A la manière d’une jeune fille, Pastora entre en scène à la suite de ses pairs, les 4 musiciens et chanteurs qui l’accompagnent. Ils s’attablent et commencent percussions et chants. Elle est au centre mais pour autant c’est la musique qui est le personnage principal de cette première scène. Une façon de nous mettre en haleine.
Pastora Galvan est fille de José Galvan et soeur de Israel Galvan. Filliation exceptionnelle pour une danseuse qui ne l’est pas moins. Après le premier moment musical où Pastora appuyée contre la table encourage, accompagne les musiciens aux palmas, elle s’avance ballerines noires aux pieds, vers le tapis placé en avant-scène. C’est pour le moins curieux de voir cette femme, toutes en rondeurs, vêtue d’une sorte de robe-tablier s’apparentant à celles d’écolières d’autrefois, chaussée de ballerines, s’avancer avec détermination vers ce tapis. On perçoit déjà l’humour dont fait preuve Pastora Galvan. Une danseuse flamenca en chaussons, dansant sur un tapis, on a de quoi être perplexe. Mais Pastora Galvan se joue des codes habituels du flamenco, elle nous renvoie aux a priori que l’on pourrait avoir. Elle danse sans bruit (en tout cas pour ce qui est des spectateurs des derniers rangs), avec autant de puissance et de majesté qu’une danseuse portant chaussures à talons et robe à volants. C’est une buleria dont elle nous fait part avec cette première danse. Un hommage à Triana Pura et à la spontanéité des villages. On sent tout de suite que la danse de Pastora Galvan s’inscrit dans la vie, dans l’instant. Il ne s’agit pas d’une danse à la dramaturgie lourde et aux accents verbaux superflus. L’absence des apparats classiques de la danseuse flamenca, nous permet de sentir la puissance, la précision et la grâce avec lesquelles Pastora Galvan compose.

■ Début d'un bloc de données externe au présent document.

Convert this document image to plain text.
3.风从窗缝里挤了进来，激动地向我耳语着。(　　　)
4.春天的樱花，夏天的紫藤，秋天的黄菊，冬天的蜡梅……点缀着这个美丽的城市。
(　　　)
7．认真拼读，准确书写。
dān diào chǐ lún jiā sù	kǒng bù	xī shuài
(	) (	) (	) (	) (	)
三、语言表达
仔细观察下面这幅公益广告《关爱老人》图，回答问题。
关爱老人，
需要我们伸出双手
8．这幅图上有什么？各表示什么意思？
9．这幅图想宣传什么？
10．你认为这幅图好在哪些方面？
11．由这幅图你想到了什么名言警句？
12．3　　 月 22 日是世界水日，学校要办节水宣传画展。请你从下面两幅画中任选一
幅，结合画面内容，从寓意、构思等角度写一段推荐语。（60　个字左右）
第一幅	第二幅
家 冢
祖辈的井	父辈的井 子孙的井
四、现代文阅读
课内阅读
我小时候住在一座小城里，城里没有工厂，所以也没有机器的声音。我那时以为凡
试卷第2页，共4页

Sa danse est colorée. Son rapport au sol peut parfois rappeler celui de danseurs africains. Avec des lignes dorsales à l’hoizontale. Le rapprochement avec une gestuelle africaine se traduit d’autant plus par ses mouvements de bassin et de hanches qui défient le spectateur. La petite fille s’échappe pour laisser place à une femme à la grâce masculine qui provoque avec humour les esprits trop étroits. Cette grâce masculine fait référence à la puissance et au côté brut avec lesquels elle s’exprime. La légèreté n’a pas de place si ce n’est dans le ton qu’emploie Pastora Galvan. On est admiratif de la dérision qu’elle peut exprimer à travers ses chorégraphies tout en gardant son ancrage certain, dans la tradition du flamenco.
Les dernières scènes du spectacle s’inscrivent de part les costumes et la sensualité de Pastora Galvan (notamment une robe rouge à la longue traîne), dans cette tradition flamenca. Mais encore une fois, c’est avec facéties que s’exprime la danseuse. La traîne devient un objet sexué que l’on peut mener à sa guise. Les moments de danse sont ponctués de passages musicaux où Pastora Galvan sort de scène. Moments un peu longs pour ma part. L’attente se fait longue lorsqu’on saisit dès les premiers pas, tout ce qu’elle peut par son vocabulaire propre et son jeu, nous faire partager comme sentiments et émotions. Le chemin de chorégraphe interprète se fait jour un peu plus. Chemin à suivre attentivement.